Écriture : des différences interindividuelles importantes

L’écriture est affectée par divers facteurs liés à l’individu ou au contexte. Les filles présentent en moyenne des écritures de meilleure qualité que celle des garçons, cette différence restant vraie à l’âge adulte. Les différences liées à la vitesse, souvent à l’avantage des filles, sont toutefois plus discutées dans la littérature scientifique. De manière cohérente, les enfants présentant un trouble de dysgraphie comprennent beaucoup plus de garçons que de filles. Contrairement à des idées reçues, l’écriture des enfants gauchers n’est pas moins lisible, ni moins rapide, que celle des enfants droitiers. Les études ne rapportent pas de différences en qualité ou en rapidité de l’écriture selon la latéralité des enfants. L’écriture des enfants gauchers est en revanche sensible à la posture qu’ils adoptent pour cette activité, les oscillations entre une posture inversée par rapport à celle des droitiers ou au contraire similaire étant préjudiciables à la qualité de l’écriture. Du côté des facteurs contextuels, les travaux comparant la lisibilité et la rapidité de différents types d’écriture sont parmi les plus intéressants. L’écriture cursive apparaît moins rapide mais donne lieu à une meilleure qualité que l’écriture script. Toutefois, il semble que ce soit un style mixte, mélangeant le cursif et le script (tendance à produire les lettres p, t, d, v, i, plutôt en script par exemple), qui permette les performances les plus efficaces. C’est d’ailleurs vers ce type d’écriture qu’évoluent grand nombre d’adultes.

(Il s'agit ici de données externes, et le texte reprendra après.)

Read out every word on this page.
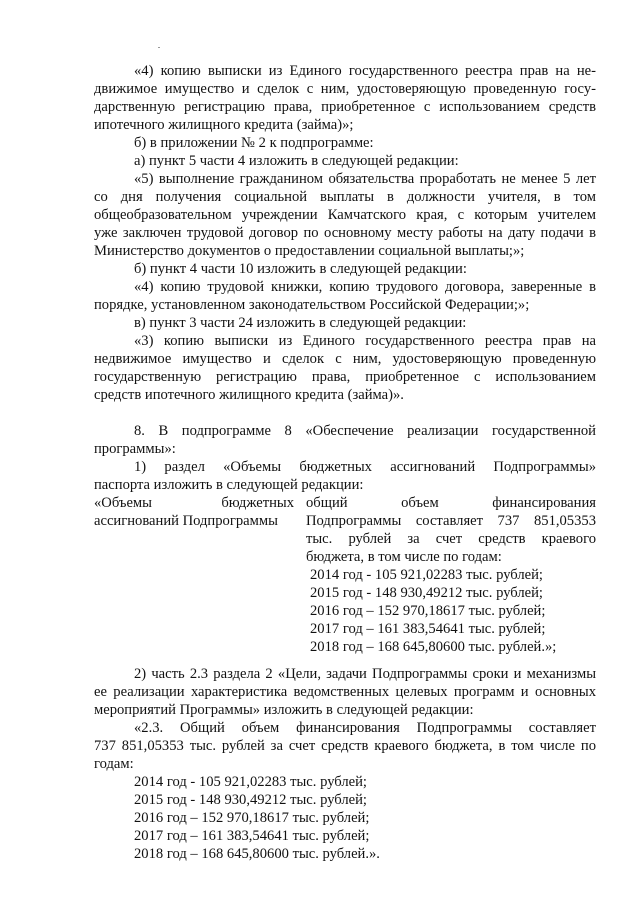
«4) копию выписки из Единого государственного реестра прав на не-
движимое имущество и сделок с ним, удостоверяющую проведенную госу-
дарственную регистрацию права, приобретенное с использованием средств
ипотечного жилищного кредита (займа)»;
б) в приложении № 2 к подпрограмме:
а) пункт 5 части 4 изложить в следующей редакции:
«5) выполнение гражданином обязательства проработать не менее 5 лет
со дня получения социальной выплаты в должности учителя, в том
общеобразовательном учреждении Камчатского края, с которым учителем
уже заключен трудовой договор по основному месту работы на дату подачи в
Министерство документов о предоставлении социальной выплаты;»;
б) пункт 4 части 10 изложить в следующей редакции:
«4) копию трудовой книжки, копию трудового договора, заверенные в
порядке, установленном законодательством Российской Федерации;»;
в) пункт 3 части 24 изложить в следующей редакции:
«3) копию выписки из Единого государственного реестра прав на
недвижимое имущество и сделок с ним, удостоверяющую проведенную
государственную регистрацию права, приобретенное с использованием
средств ипотечного жилищного кредита (займа)».
8. В подпрограмме 8 «Обеспечение реализации государственной
программы»:
1) раздел «Объемы бюджетных ассигнований Подпрограммы»
паспорта изложить в следующей редакции:
«Объемы бюджетных
ассигнований Подпрограммы
общий объем финансирования
Подпрограммы составляет 737 851,05353
тыс. рублей за счет средств краевого
бюджета, в том числе по годам:
2014 год - 105 921,02283 тыс. рублей;
2015 год - 148 930,49212 тыс. рублей;
2016 год – 152 970,18617 тыс. рублей;
2017 год – 161 383,54641 тыс. рублей;
2018 год – 168 645,80600 тыс. рублей.»;
2) часть 2.3 раздела 2 «Цели, задачи Подпрограммы сроки и механизмы
ее реализации характеристика ведомственных целевых программ и основных
мероприятий Программы» изложить в следующей редакции:
«2.3. Общий объем финансирования Подпрограммы составляет
737 851,05353 тыс. рублей за счет средств краевого бюджета, в том числе по
годам:
2014 год - 105 921,02283 тыс. рублей;
2015 год - 148 930,49212 тыс. рублей;
2016 год – 152 970,18617 тыс. рублей;
2017 год – 161 383,54641 тыс. рублей;
2018 год – 168 645,80600 тыс. рублей.».
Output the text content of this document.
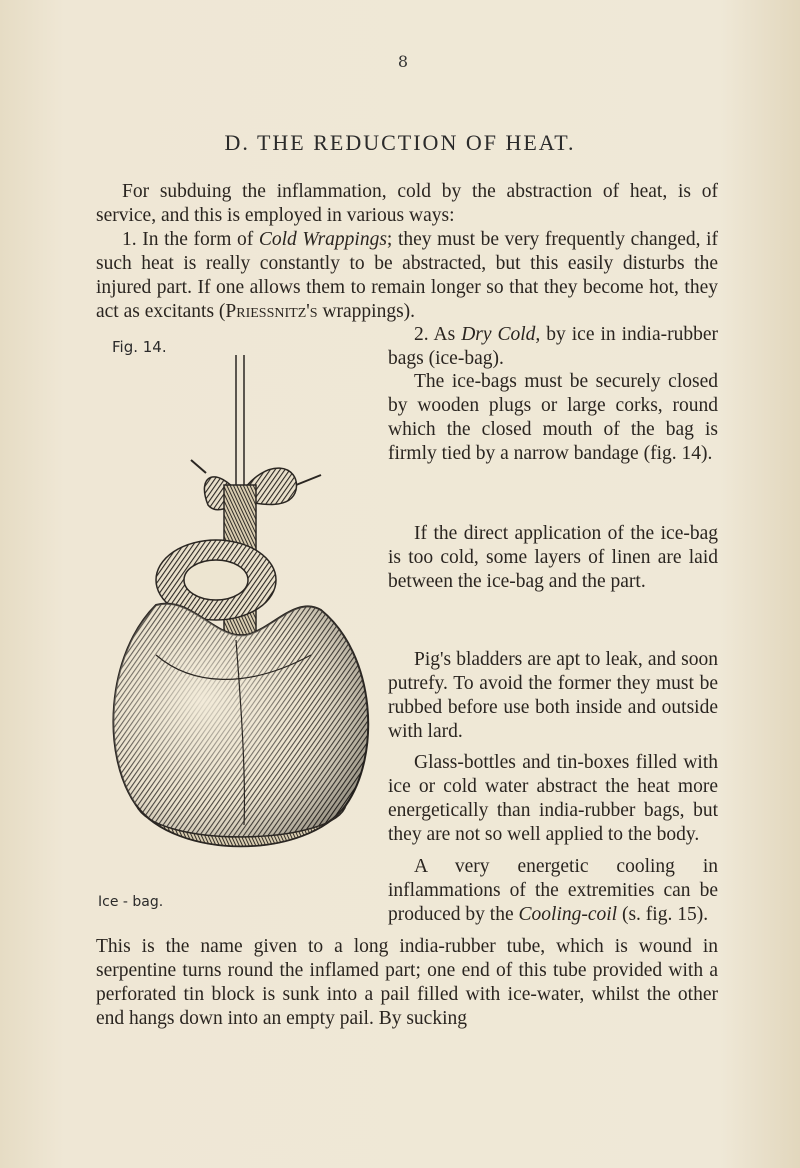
8
D. THE REDUCTION OF HEAT.

For subduing the inflammation, cold by the abstraction of heat, is of service, and this is employed in various ways:

1. In the form of Cold Wrappings; they must be very frequently changed, if such heat is really constantly to be abstracted, but this easily disturbs the injured part. If one allows them to remain longer so that they become hot, they act as excitants (Priessnitz's wrappings).

2. As Dry Cold, by ice in india-rubber bags (ice-bag).

The ice-bags must be securely closed by wooden plugs or large corks, round which the closed mouth of the bag is firmly tied by a narrow bandage (fig. 14).

If the direct application of the ice-bag is too cold, some layers of linen are laid between the ice-bag and the part.

Pig's bladders are apt to leak, and soon putrefy. To avoid the former they must be rubbed before use both inside and outside with lard.

Glass-bottles and tin-boxes filled with ice or cold water abstract the heat more energetically than india-rubber bags, but they are not so well applied to the body.

A very energetic cooling in inflammations of the extremities can be produced by the Cooling-coil (s. fig. 15).

This is the name given to a long india-rubber tube, which is wound in serpentine turns round the inflamed part; one end of this tube provided with a perforated tin block is sunk into a pail filled with ice-water, whilst the other end hangs down into an empty pail. By sucking

Fig. 14.
Ice - bag.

Enfin, on relèvera qu’un diagnostic de dysgraphie ne peut guère être posé avant la première étape d’automatisation de l’écriture, soit au niveau du CE2 environ. Cela concerne alors environ 6 p. 100 des élèves, ce qui fait de cette acquisition un enjeu sociétal important pour combattre l’échec scolaire. Par ailleurs, la plupart des troubles développementaux s’accompagnent de troubles de l’écriture, comme dans le cas de l’autisme, de troubles de déficit de l’attention avec ou sans hyperactivité, de troubles de l’acquisition de la coordination motrice. Des problèmes dans la lisibilité et la formation des lettres sont souvent mis en avant, posant ainsi la question du passage à l’automatisation des gestes d’écriture chez ces enfants.

Les travaux actuels sur l’écriture sont fortement orientés vers la détermination des régions du cerveau spécifiquement associées aux différents processus impliqués dans la production écrite d’un mot.